This goes without saying if you watched the Pittsburgh Steelers’ offense over the last few years, but they were painfully predictable. Matt Canada had a very limited playbook and those watching at home could usually guess what the upcoming play would be before it happened. If the fans at home could do that, then imagine how easy it must have been for opposing defenses. New offensive coordinator Arthur Smith wants to change that.
“We just don’t want to become obvious, right?” Smith said in a video posted by Pittsburgh Post-Gazette on YouTube when asked about getting Darnell Washington involved in the pass game. “So every time this guy’s in here, in this formation, we’re only doing that. So we need everybody involved and it’ll be week to week how we want to scheme it up, but you can’t become obvious because naturally there’s gonna be tendencies.”
A little self-scouting can go a long way, and it sounds like Smith is very aware of that. One of the Steelers’ biggest tells a year ago was their use of pre-snap motion. Credit to Reception Perception’s Matt Harmon for putting this stat together. The Steelers were 30th in drop backs with pre-snap motion while being in the top six for rush attempts with pre-snap motion. If the Steelers were motioning players, they were more than likely going to run the ball. Those kinds of tendencies cannot happen.
One of the big things that has been talked about with Smith’s offense is the return of pistol formations. In pistol, the quarterback lines up about four yards behind center with a single back directly behind him. This gives the quarterback and running back benefits that aren’t present in other formations. The quarterback is still back far enough to see clearly over the offensive line and sense pressure like in shotgun formation, while the running back has enough depth to allow holes to develop and build momentum before contact like when the quarterback is under center.
Here is an example of pistol alignment from the Ben Roethlisberger days.
In shotgun, the running back aligns left or right, which is one more thing for the defense to be able to read and pick up tendencies on. In pistol, the uniform alignment behind the quarterback allows for a bunch of possibilities from the same look.

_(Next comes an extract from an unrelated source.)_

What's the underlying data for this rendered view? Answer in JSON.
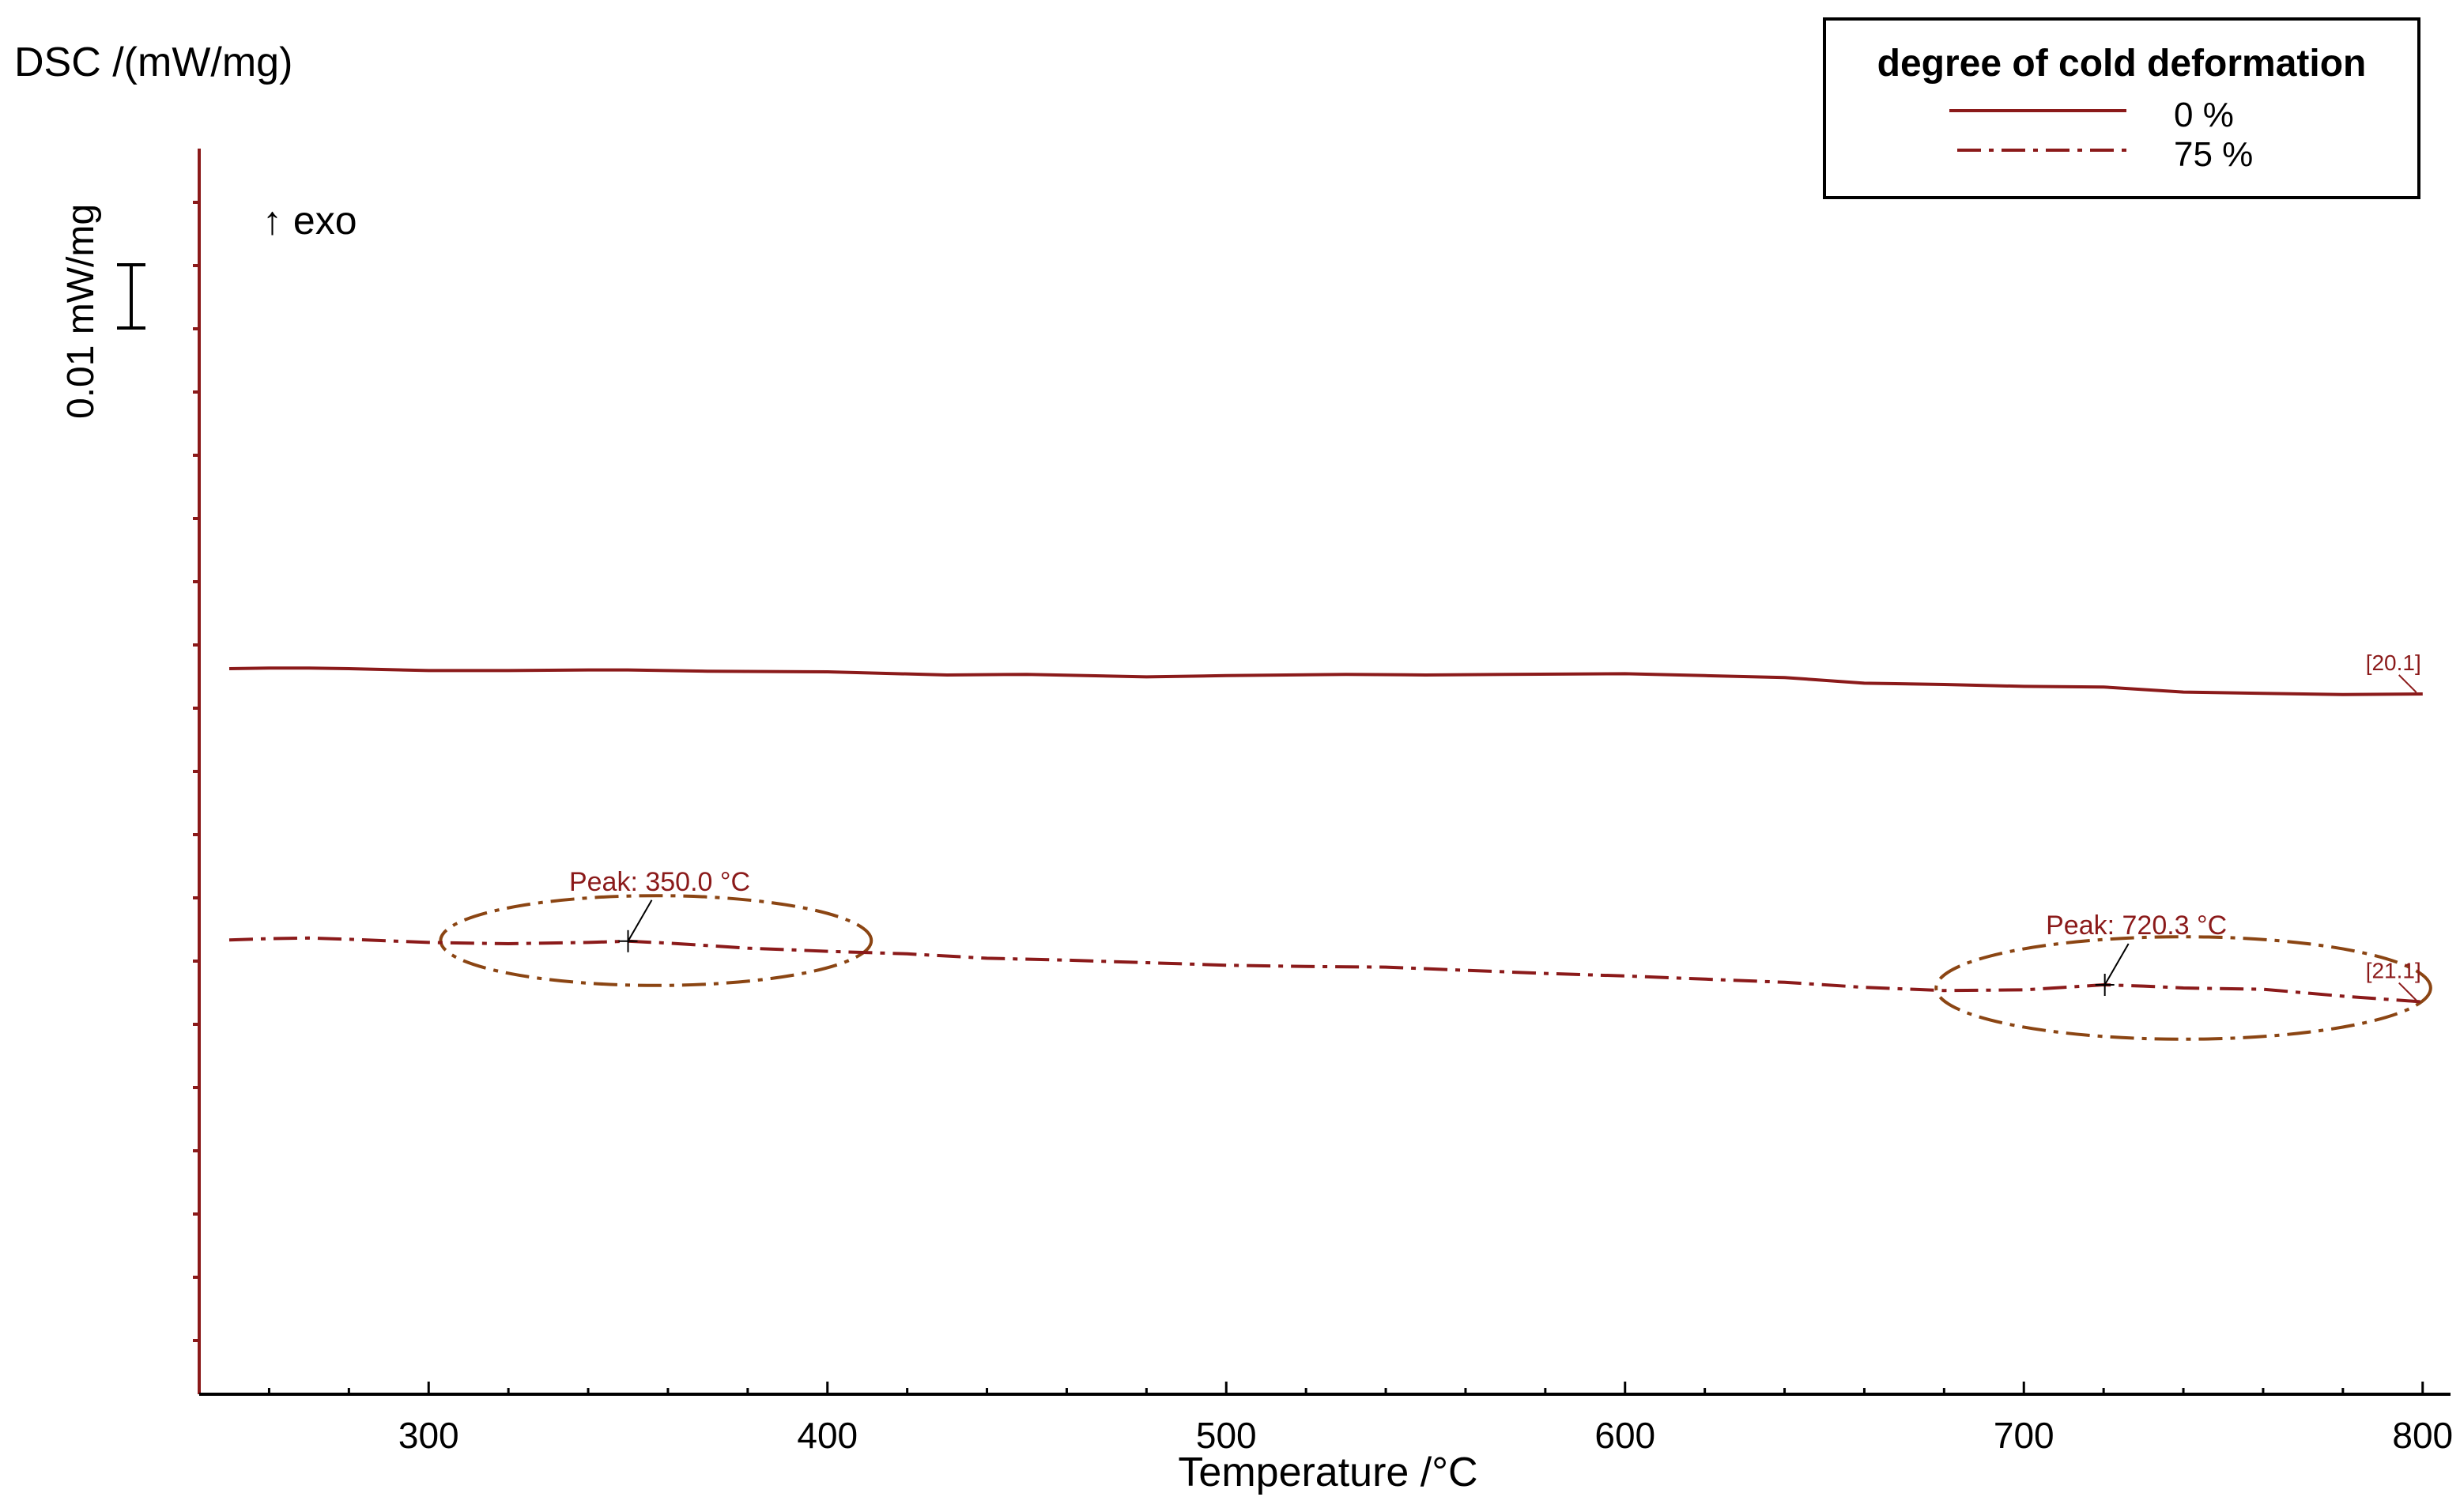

Over the last three seasons, the Steelers have run just 100 plays out of the pistol formation. That is the 13th most in the league, but still well below the offenses that truly feature it. Smith’s teams with the Atlanta Falcons ranked first in the league over that time period with 772 plays, per TruMedia. Alex Kozora has confirmed the use of pistol over the first week of training camp.
Smith elaborated on the benefits of the pistol offense.
“The pistol, you see it trending and it was big in college football. More teams were running it. We started really getting more into it in ’22,”Smith said of his time with the Falcons. “It’s a little bit different sometimes [with] your run tracks and you’re under center, but I felt we got good at it, and it just keeps the defense honest where you don’t have tendencies. Sometimes maybe on early downs, offset to the tight end or offset away giving up tendencies. It allows you to do your whole package. And then you got quarterbacks that run and then you add the zone-read element to it, and you make the people defend more.”
This is valuable information coming right from the play caller’s mouth. The pistol enables the offense to run a whole package of plays out of roughly the same looks. This makes it much more difficult for defenses to key on what is happening pre-snap and much harder for defensive coordinators to prepare for.
The element of mobile quarterbacks is also a key addition to pistol, and the Steelers have two who are plenty capable in that area. They will be able to run play-action passes, naked bootlegs, zone-reads and much more out of roughly the same look.
A competent offensive system alone should make a huge difference in 2024, and that is before you factor in the various improvements the Steelers have made with their personnel.